Deux agents de la Division de la circulation du département de La Paz ont été destitués après avoir protagonisé une intervention violente lors de l'arrestation d'un conducteur transportant des passagers sans les permis nécessaires.
Selon les informations officielles, les policiers identifiés comme Sous-inspecteur Manuel de Jesús Ayala Martínez et agent Aníbal Otoniel Lué Escalante ont participé à l'opération et, en réalisant qu'un homme filmait la scène avec son appareil mobile, ont agi contre lui en recourant à la force.
Des témoins de l'incident ont signalé que les deux agents ont mis à terre le citoyen, ce qui a entraîné une lutte qui a abouti à une blessure pour la victime. La victime a été hospitalisée et reste stable sous surveillance médicale. Selon la plainte formelle déposée auprès des autorités, l'intervention policière a inclus le retrait des plaques du véhicule impliqué et une réaction violente envers celui qui filmait l'action.
La Police nationale civile (PNC) a communiqué qu'elle ne tolérera pas les comportements qui portent atteinte à la dignité de la population ni le non-respect des protocoles institutionnels. Dans un message institutionnel, la PNC a confirmé que les agents impliqués ont été suspendus de leurs fonctions et feront face à un processus disciplinaire et judiciaire conformément aux réglementations en vigueur.

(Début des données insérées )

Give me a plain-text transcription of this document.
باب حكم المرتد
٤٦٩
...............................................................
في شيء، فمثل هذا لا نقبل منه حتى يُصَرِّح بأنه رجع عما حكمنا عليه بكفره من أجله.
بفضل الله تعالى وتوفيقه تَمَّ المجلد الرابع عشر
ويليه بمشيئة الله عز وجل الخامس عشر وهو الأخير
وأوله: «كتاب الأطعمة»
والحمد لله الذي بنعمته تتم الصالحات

Dans les mots du post sur X : “Nous ne permitirons pas que des membres de cette Police nationale civile portent atteinte à la dignité des Salvadoriens, encore moins qu'ils ne respectent les protocoles d'action établis”.
L'intervention et la destitution ultérieure des agents à La Paz sont des cas dans lesquels la Police nationale civile a été contrainte d'agir suite à des plaintes concernant des excès lors de procédures opérationnelles. La victime reçoit des soins médicaux et l'institution assure le respect des voies administratives et judiciaires appropriées.

Que dit la loi ?
L'article 327 du code pénal stipule que l'abus de pouvoir en El Salvador constitue un délit attribué à des fonctionnaires ou employés publics qui utilisent leur poste pour réaliser des actes arbitraires. Les sanctions varient selon la gravité de l'infraction et peuvent inclure des peines de prison supérieures à deux ans et une inhabilitation pour exercer des fonctions publiques.
Lorsque l'abus de pouvoir est lié à un acte de corruption, c'est-à-dire lorsque le fonctionnaire exige de l'argent ou d'autres avantages illicites, les peines de prison s'établissent entre 6 et 9 ans, en plus de l'invalidation spéciale. Dans des cas de fraude dans les marchés publics, comme faciliter l'entrée de membres de la famille ou de tiers par des procédures irrégulières, les peines varient entre 12 et 15 ans de prison.
Les personnes reconnues coupables de ces délits font également face à la perte de leur poste, l'invalidation pour obtenir des emplois publics et la suspension de droits professionnels. Les réformes récentes dans la législation salvadorienne ont durci les peines pour les délits de corruption et d'abus de pouvoir afin de renforcer l'intégrité dans l'administration publique.

Autres cas
Un autre cas, bien que non récent, dans lequel les autorités salvadoriennes ont rapporté la détenu de membres de la Police nationale civile (PNC) impliqués dans des abus de pouvoir, de l'extorsion et des délits patrimoniaux, a eu lieu en juillet 2025 à Usulután Este.
Le sergent Esaú Robles et le caporal Jeremías Trejo, affectés à ce district, ont été arrêtés pour avoir prétendument demandé des paiements illégaux aux chauffeurs de taxi en échange de leur permettre de travailler sans les permis requis.
Le cas a été confirmé par la Procureure générale de la République (FGR), qui a ouvert une procédure pénale pour extorsion.
De plus, entre août 2024 et 2025, les autorités ont démantelé un réseau au sein de la PNC dédié au vol de pièces et de pièces de rechange de véhicules institutionnels.
L'opération s'est clôturée par l'arrestation d'un sous-inspecteur et de cinq autres individus liés à la soustraction et à la vente de pièces de voiture destinées aux patrouilles policières. Les enquêtes restent ouvertes pour établir la destination des biens volés.